未久は俺の目をじっと見上げたまま、時間が止まってしまったように動かない。
その目には次第に涙が浮かび、キラキラと黒目を輝かせた。
「嬉しい、です……ありがとうございます」
こんなに数秒間が永遠の時間のように感じたのは初めてだった。
それほど、彼女の答えを受け取ることに緊張していたのだと思う。
目一杯に潤んだ瞳からは、ぽろぽろと大粒の涙がこぼれ落ちる。
ここが店内だということも忘れかけて、堪らず小さな彼女を抱き寄せていた。
お昼近く――待ちに待った知らせが受付から入って、診療の合間を見てわざわざ足を運んでくれた彼女に会いにいった。
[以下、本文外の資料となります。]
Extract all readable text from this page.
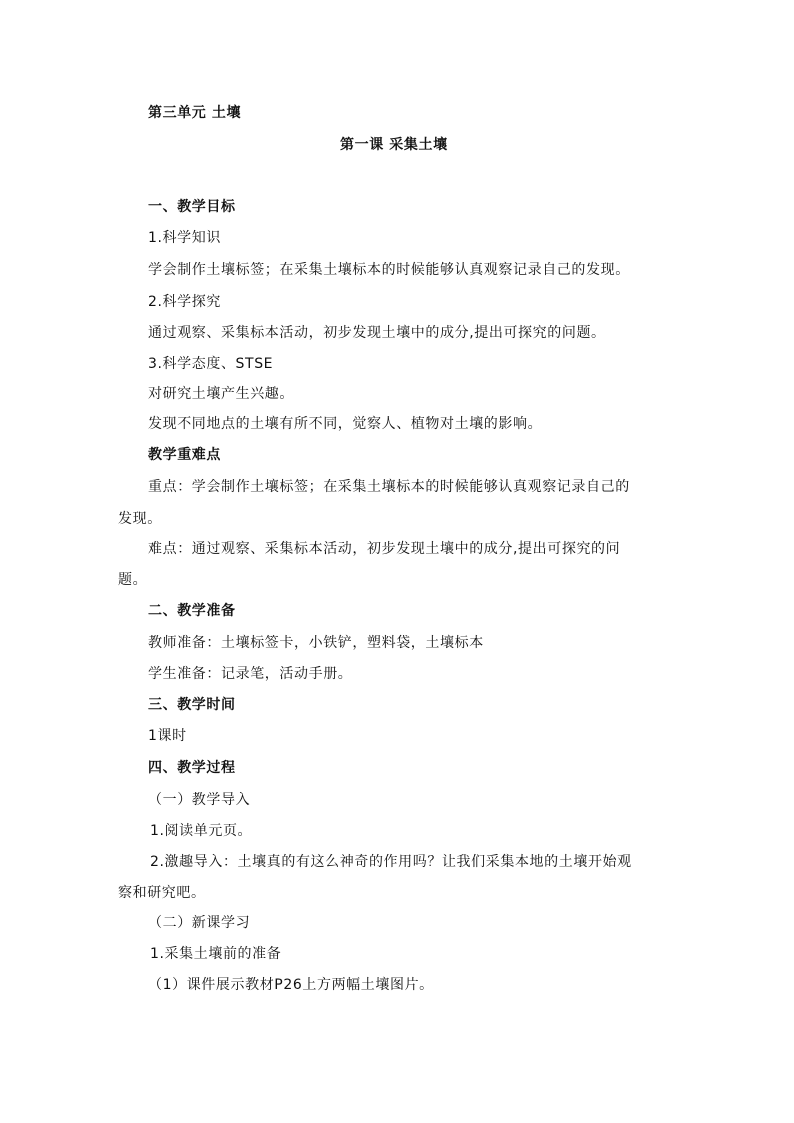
第三单元 土壤
第一课 采集土壤
一、教学目标
1.科学知识
学会制作土壤标签；在采集土壤标本的时候能够认真观察记录自己的发现。
2.科学探究
通过观察、采集标本活动，初步发现土壤中的成分,提出可探究的问题。
3.科学态度、STSE
对研究土壤产生兴趣。
发现不同地点的土壤有所不同，觉察人、植物对土壤的影响。
教学重难点
重点：学会制作土壤标签；在采集土壤标本的时候能够认真观察记录自己的
发现。
难点：通过观察、采集标本活动，初步发现土壤中的成分,提出可探究的问
题。
二、教学准备
教师准备：土壤标签卡，小铁铲，塑料袋，土壤标本
学生准备：记录笔，活动手册。
三、教学时间
1课时
四、教学过程
（一）教学导入
1.阅读单元页。
2.激趣导入：土壤真的有这么神奇的作用吗？让我们采集本地的土壤开始观
察和研究吧。
（二）新课学习
1.采集土壤前的准备
（1）课件展示教材P26上方两幅土壤图片。
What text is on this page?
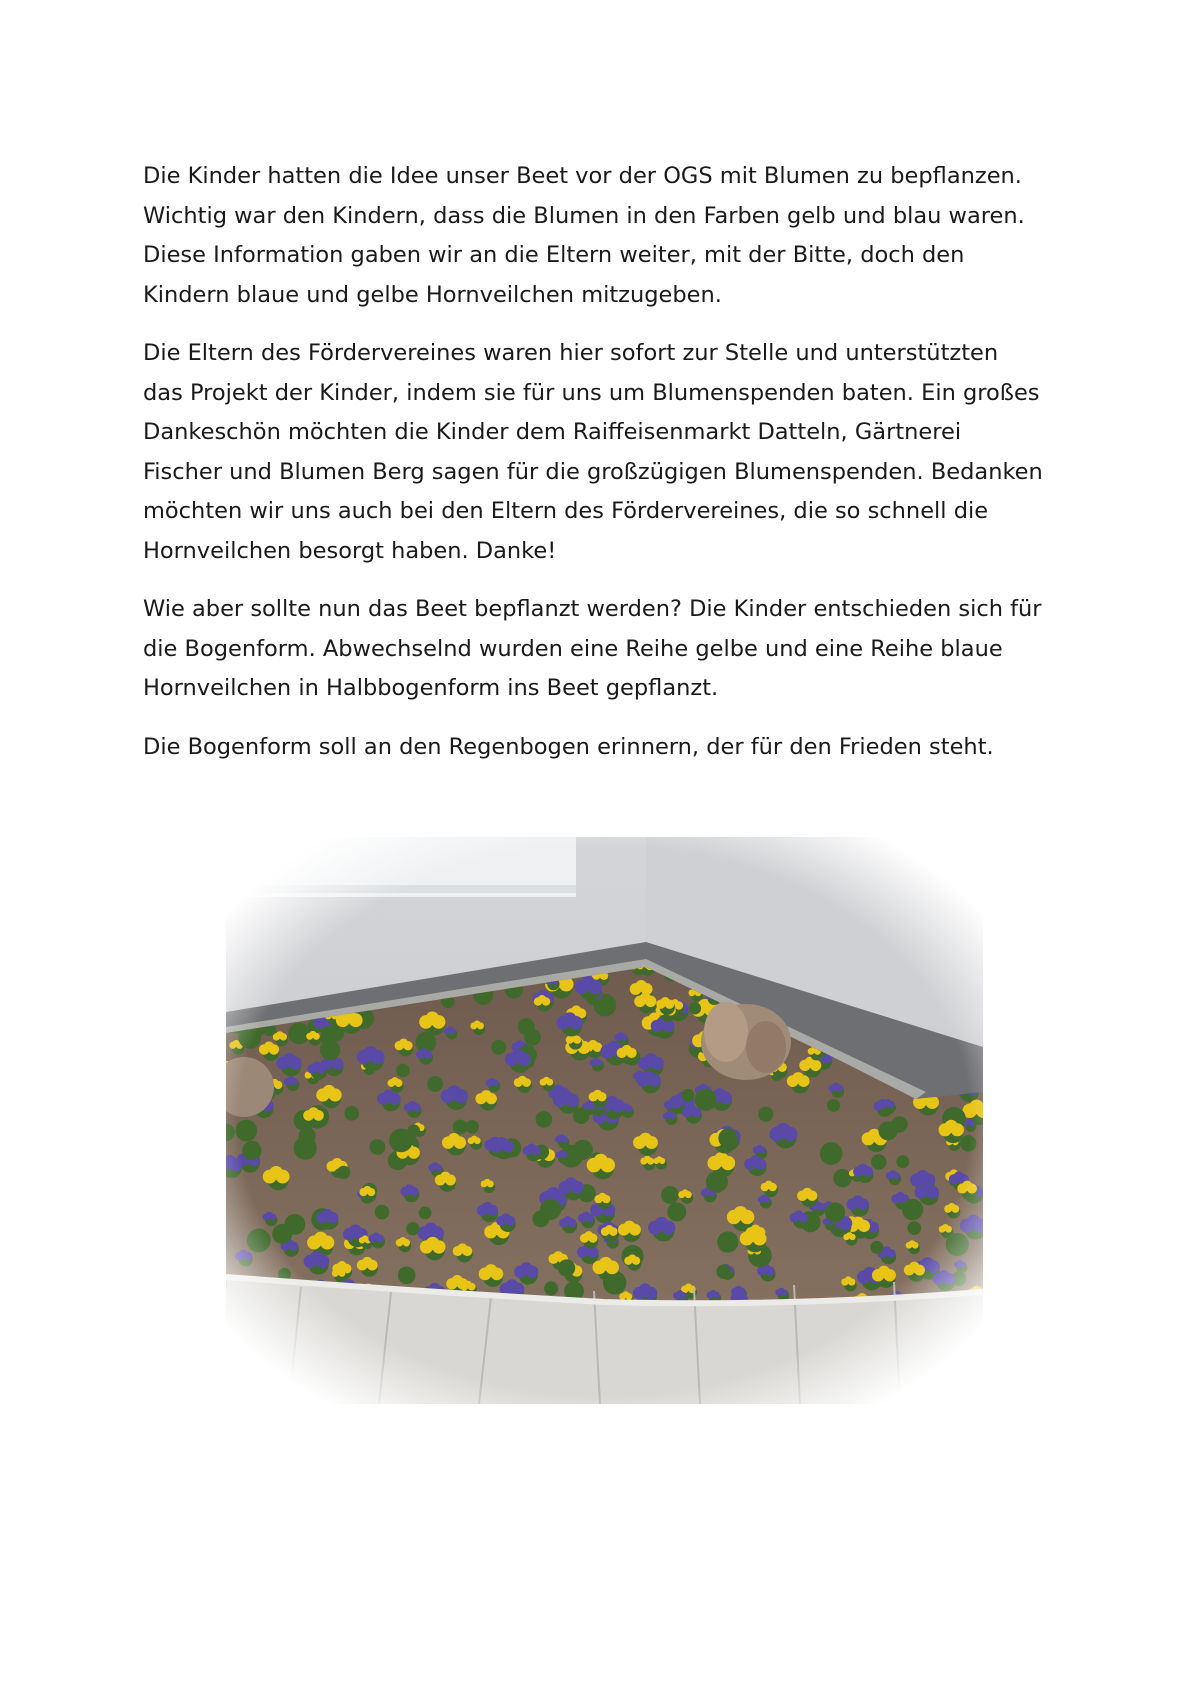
Die Kinder hatten die Idee unser Beet vor der OGS mit Blumen zu bepflanzen.
Wichtig war den Kindern, dass die Blumen in den Farben gelb und blau waren.
Diese Information gaben wir an die Eltern weiter, mit der Bitte, doch den
Kindern blaue und gelbe Hornveilchen mitzugeben.

Die Eltern des Fördervereines waren hier sofort zur Stelle und unterstützten
das Projekt der Kinder, indem sie für uns um Blumenspenden baten. Ein großes
Dankeschön möchten die Kinder dem Raiffeisenmarkt Datteln, Gärtnerei
Fischer und Blumen Berg sagen für die großzügigen Blumenspenden. Bedanken
möchten wir uns auch bei den Eltern des Fördervereines, die so schnell die
Hornveilchen besorgt haben. Danke!

Wie aber sollte nun das Beet bepflanzt werden? Die Kinder entschieden sich für
die Bogenform. Abwechselnd wurden eine Reihe gelbe und eine Reihe blaue
Hornveilchen in Halbbogenform ins Beet gepflanzt.

Die Bogenform soll an den Regenbogen erinnern, der für den Frieden steht.
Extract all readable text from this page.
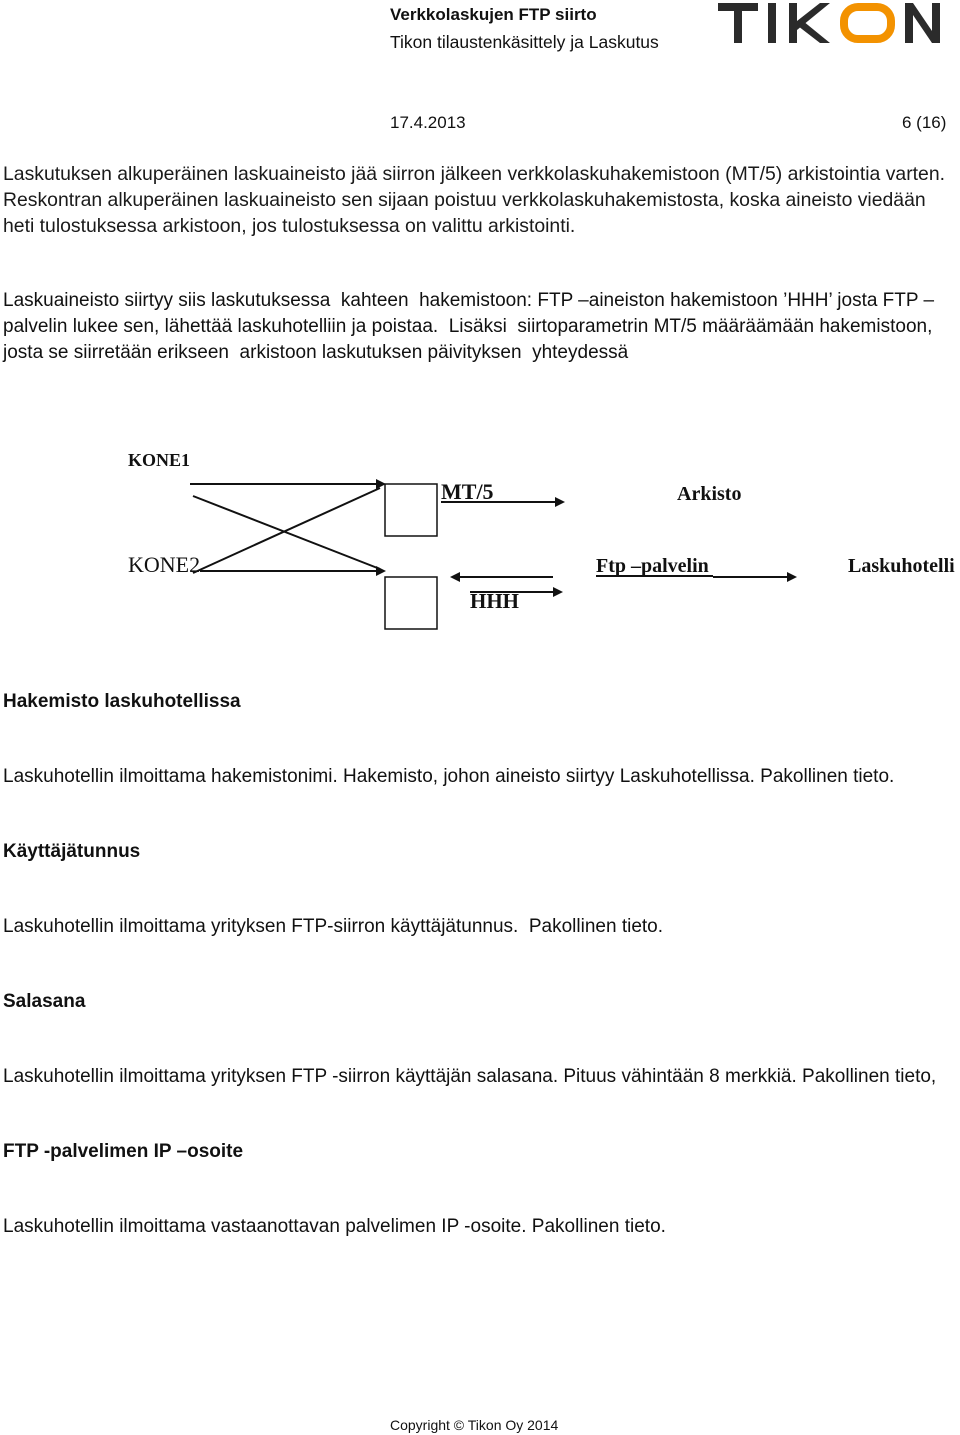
Verkkolaskujen FTP siirto
Tikon tilaustenkäsittely ja Laskutus
17.4.2013	6 (16)
Laskutuksen alkuperäinen laskuaineisto jää siirron jälkeen verkkolaskuhakemistoon (MT/5) arkistointia varten.
Reskontran alkuperäinen laskuaineisto sen sijaan poistuu verkkolaskuhakemistosta, koska aineisto viedään
heti tulostuksessa arkistoon, jos tulostuksessa on valittu arkistointi.
Laskuaineisto siirtyy siis laskutuksessa  kahteen  hakemistoon: FTP –aineiston hakemistoon ’HHH’ josta FTP –
palvelin lukee sen, lähettää laskuhotelliin ja poistaa.  Lisäksi  siirtoparametrin MT/5 määräämään hakemistoon,
josta se siirretään erikseen  arkistoon laskutuksen päivityksen  yhteydessä
KONE1
KONE2
MT/5	Arkisto
Ftp –palvelin	Laskuhotelli
HHH
Hakemisto laskuhotellissa
Laskuhotellin ilmoittama hakemistonimi. Hakemisto, johon aineisto siirtyy Laskuhotellissa. Pakollinen tieto.
Käyttäjätunnus
Laskuhotellin ilmoittama yrityksen FTP-siirron käyttäjätunnus.  Pakollinen tieto.
Salasana
Laskuhotellin ilmoittama yrityksen FTP -siirron käyttäjän salasana. Pituus vähintään 8 merkkiä. Pakollinen tieto,
FTP -palvelimen IP –osoite
Laskuhotellin ilmoittama vastaanottavan palvelimen IP -osoite. Pakollinen tieto.
Copyright © Tikon Oy 2014
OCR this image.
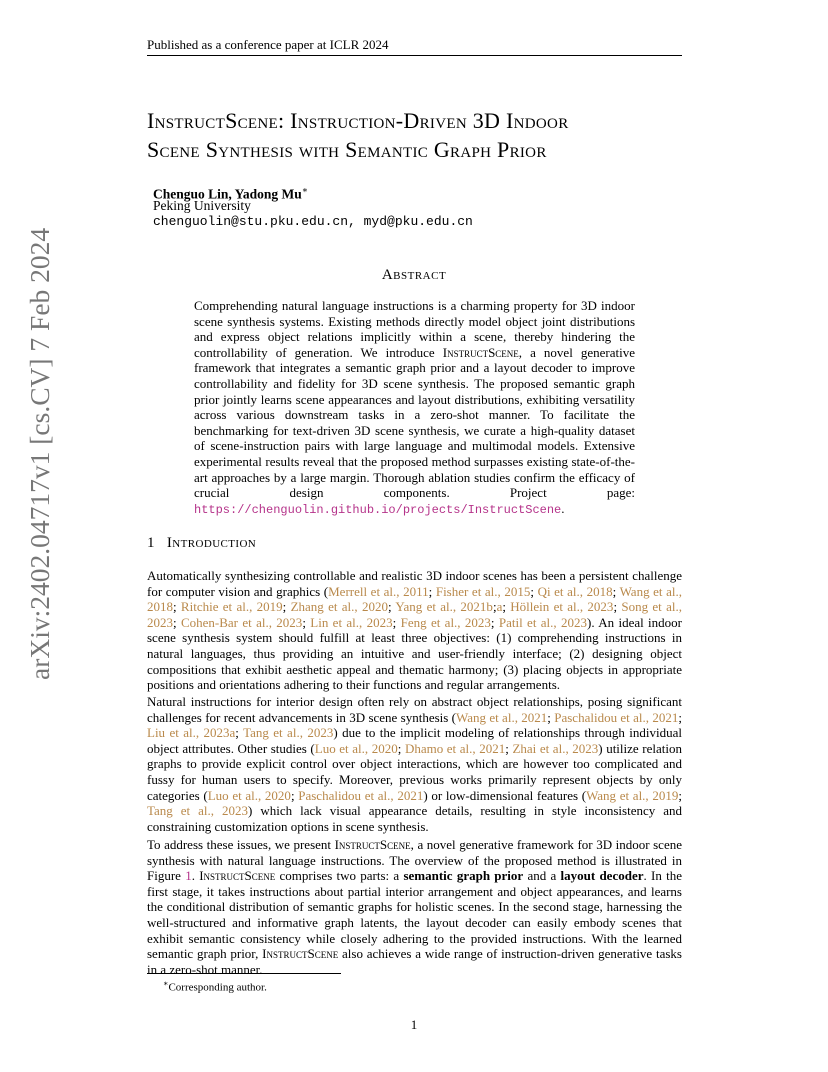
Published as a conference paper at ICLR 2024
arXiv:2402.04717v1 [cs.CV] 7 Feb 2024
InstructScene: Instruction-Driven 3D Indoor
Scene Synthesis with Semantic Graph Prior
Chenguo Lin, Yadong Mu∗
Peking University
chenguolin@stu.pku.edu.cn, myd@pku.edu.cn
Abstract
Comprehending natural language instructions is a charming property for 3D indoor scene synthesis systems. Existing methods directly model object joint distributions and express object relations implicitly within a scene, thereby hindering the controllability of generation. We introduce InstructScene, a novel generative framework that integrates a semantic graph prior and a layout decoder to improve controllability and fidelity for 3D scene synthesis. The proposed semantic graph prior jointly learns scene appearances and layout distributions, exhibiting versatility across various downstream tasks in a zero-shot manner. To facilitate the benchmarking for text-driven 3D scene synthesis, we curate a high-quality dataset of scene-instruction pairs with large language and multimodal models. Extensive experimental results reveal that the proposed method surpasses existing state-of-the-art approaches by a large margin. Thorough ablation studies confirm the efficacy of crucial design components. Project page: https://chenguolin.github.io/projects/InstructScene.
1 Introduction

Automatically synthesizing controllable and realistic 3D indoor scenes has been a persistent challenge for computer vision and graphics (Merrell et al., 2011; Fisher et al., 2015; Qi et al., 2018; Wang et al., 2018; Ritchie et al., 2019; Zhang et al., 2020; Yang et al., 2021b;a; Höllein et al., 2023; Song et al., 2023; Cohen-Bar et al., 2023; Lin et al., 2023; Feng et al., 2023; Patil et al., 2023). An ideal indoor scene synthesis system should fulfill at least three objectives: (1) comprehending instructions in natural languages, thus providing an intuitive and user-friendly interface; (2) designing object compositions that exhibit aesthetic appeal and thematic harmony; (3) placing objects in appropriate positions and orientations adhering to their functions and regular arrangements.

Natural instructions for interior design often rely on abstract object relationships, posing significant challenges for recent advancements in 3D scene synthesis (Wang et al., 2021; Paschalidou et al., 2021; Liu et al., 2023a; Tang et al., 2023) due to the implicit modeling of relationships through individual object attributes. Other studies (Luo et al., 2020; Dhamo et al., 2021; Zhai et al., 2023) utilize relation graphs to provide explicit control over object interactions, which are however too complicated and fussy for human users to specify. Moreover, previous works primarily represent objects by only categories (Luo et al., 2020; Paschalidou et al., 2021) or low-dimensional features (Wang et al., 2019; Tang et al., 2023) which lack visual appearance details, resulting in style inconsistency and constraining customization options in scene synthesis.

To address these issues, we present InstructScene, a novel generative framework for 3D indoor scene synthesis with natural language instructions. The overview of the proposed method is illustrated in Figure 1. InstructScene comprises two parts: a semantic graph prior and a layout decoder. In the first stage, it takes instructions about partial interior arrangement and object appearances, and learns the conditional distribution of semantic graphs for holistic scenes. In the second stage, harnessing the well-structured and informative graph latents, the layout decoder can easily embody scenes that exhibit semantic consistency while closely adhering to the provided instructions. With the learned semantic graph prior, InstructScene also achieves a wide range of instruction-driven generative tasks in a zero-shot manner.

∗Corresponding author.
1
その途中で沙帆にバッタリ会い、なぜか未久が持ってきた花束を抱えていた。
『お兄ちゃんの言ってた看護師が、未久さんを――』
沙帆には、花の自動販売機の話のあと、未久とのことを少し話していた。
俺が目をかけていること、好意を持っていること。
未久に対して熱心なところを知れば、特別な感情を持っていることは言わずとも察したのだと思う。